In a direct reference to Steve Bannon's attack on Republicans who do not support Donald Trump, Senator John McCain upheld America's historical standing as an idealistic nation. The Arizona Senator also attacked Bannon's characterization of America as a land of "blood and soil," and he defended the ideals of freedom upon which the nation was founded. McCain boldly stated, "We live in a land made of ideals, not blood and soil," according to ABC News on Monday.

In his direct affront of Bannon, which indirectly also was an affront to Donald Trump, Senator McCain made it clear that he will stand up to anyone and everyone who insults, minimizes or attacks the principles upon which the Founding Fathers based the Declaration of Independence, the Constitution, the Bill of Rights and the nation itself.

McCain left no doubt that he values the country, and the principles upon which it was founded, including religious freedom and freedom of speech, more than he values any man or any political party.

Trump threatens McCain

When asked about McCain's statement regarding Bannon, Trump warned McCain to "be careful." 'The Donald' also warned McCain that he can get "nasty." Although Trump did not specify exactly what he meant when he said that he can get nasty, the message was clear: Trump does not care about the fact that McCain has deadly brain cancer; nor does he care about how his remarks affect the longtime Senator.

McCain is a former Vietnam War-era POW who is hailed as a true American war hero by Senators and Members of Congress on both sides of the aisle.

During the Presidential campaign, Trump had referred to the fact that McCain had been captured and stated that McCain was a "loser." 'The Donald' also stated that he only admires "winners." The remark did not go over very well with the general electorate as a whole and attracted criticism from both conservative and liberal voters.

Nothing to lose

As this observer sees it, McCain, in criticizing Bannon and Trump, has nothing to lose. He is never going to face the electorate again as a candidate for office. He does not have to worry about a political future. McCain is in a position in which he is free to express his sincere beliefs on the Senate Floor without any repercussions, including political ones.

He does not have to worry about how his remarks are interpreted by lobbyists, or how his remarks may or may not affect his campaign contributions, poll numbers, etc..

At this point in time, the only "poll" that McCain has to worry about his own conscience. And he is able to carry on as a free-speaking Senator who does not owe anybody anything. And most all, he does not have to be "careful" or worry about threats from Donald Trump or anyone else.

As McCain stated himself, he has faced "much adversity" in his life, as he is now with his serious case of brain cancer. And he is not about to allow any person, no matter how important his "position" is, to intimidate him or regulate his free speech.

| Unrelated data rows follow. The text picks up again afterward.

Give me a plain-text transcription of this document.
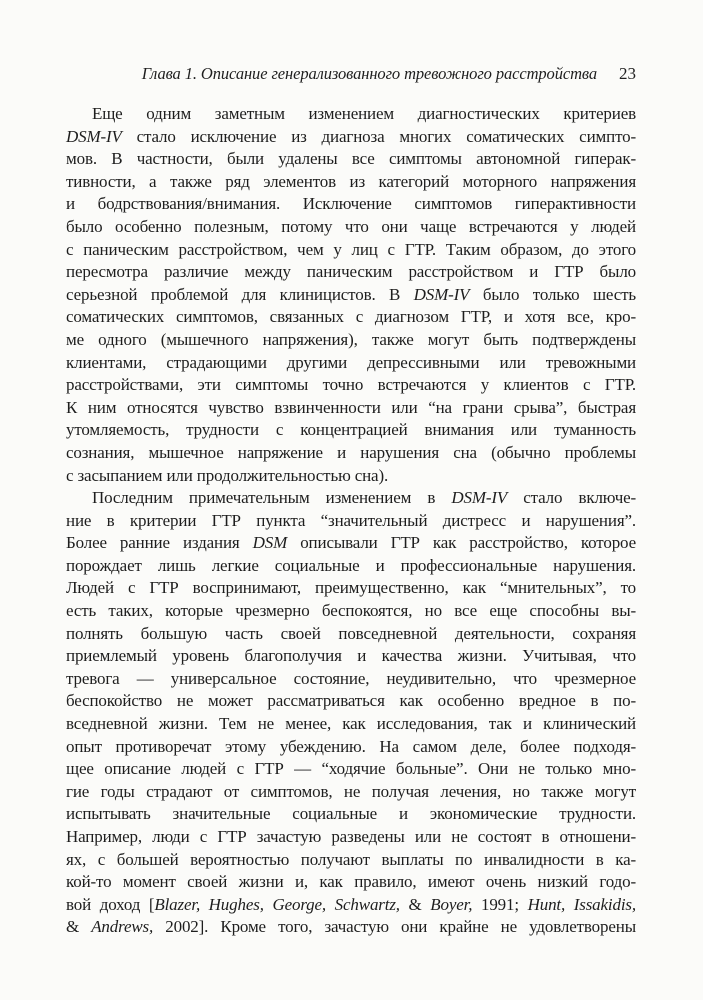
Глава 1. Описание генерализованного тревожного расстройства 23
Еще одним заметным изменением диагностических критериев
DSM-IV стало исключение из диагноза многих соматических симпто-
мов. В частности, были удалены все симптомы автономной гиперак-
тивности, а также ряд элементов из категорий моторного напряжения
и бодрствования/внимания. Исключение симптомов гиперактивности
было особенно полезным, потому что они чаще встречаются у людей
с паническим расстройством, чем у лиц с ГТР. Таким образом, до этого
пересмотра различие между паническим расстройством и ГТР было
серьезной проблемой для клиницистов. В DSM-IV было только шесть
соматических симптомов, связанных с диагнозом ГТР, и хотя все, кро-
ме одного (мышечного напряжения), также могут быть подтверждены
клиентами, страдающими другими депрессивными или тревожными
расстройствами, эти симптомы точно встречаются у клиентов с ГТР.
К ним относятся чувство взвинченности или “на грани срыва”, быстрая
утомляемость, трудности с концентрацией внимания или туманность
сознания, мышечное напряжение и нарушения сна (обычно проблемы
с засыпанием или продолжительностью сна).
Последним примечательным изменением в DSM-IV стало включе-
ние в критерии ГТР пункта “значительный дистресс и нарушения”.
Более ранние издания DSM описывали ГТР как расстройство, которое
порождает лишь легкие социальные и профессиональные нарушения.
Людей с ГТР воспринимают, преимущественно, как “мнительных”, то
есть таких, которые чрезмерно беспокоятся, но все еще способны вы-
полнять большую часть своей повседневной деятельности, сохраняя
приемлемый уровень благополучия и качества жизни. Учитывая, что
тревога — универсальное состояние, неудивительно, что чрезмерное
беспокойство не может рассматриваться как особенно вредное в по-
вседневной жизни. Тем не менее, как исследования, так и клинический
опыт противоречат этому убеждению. На самом деле, более подходя-
щее описание людей с ГТР — “ходячие больные”. Они не только мно-
гие годы страдают от симптомов, не получая лечения, но также могут
испытывать значительные социальные и экономические трудности.
Например, люди с ГТР зачастую разведены или не состоят в отношени-
ях, с большей вероятностью получают выплаты по инвалидности в ка-
кой-то момент своей жизни и, как правило, имеют очень низкий годо-
вой доход [Blazer, Hughes, George, Schwartz, & Boyer, 1991; Hunt, Issakidis,
& Andrews, 2002]. Кроме того, зачастую они крайне не удовлетворены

And America will be "the better" for it, as an honest politician is free to "tell it as it is," totally uncensored.

World War III

McCain is not the only Senator to attack Trump in the last couple of weeks. Senator Bob Corker, (R-Tenn.), has been sharply criticizing Corker for potentially "sparking World War III" with his ongoing "war of words" with North Korean dictator Kim Jong-un. Corker also advised Trump not to "castrate" Rex Tillerson with public criticisms that undermine his effectiveness as Secretary of State.

Drug Czar nominee steps down

In other Trump troubles, 'the Donald' was not able to see his Drug Czar Tom Marino confirmed by the U.S. Senate. Marino's confirmation was strongly opposed by yet another Senator, Joe Manchin, (D-W.

Va.), who strongly objected to Marino's one-time advocacy of legislation that softened drug laws pertaining to opioids. Marino withdrew his name from consideration for confirmation as America's next Drug Czar.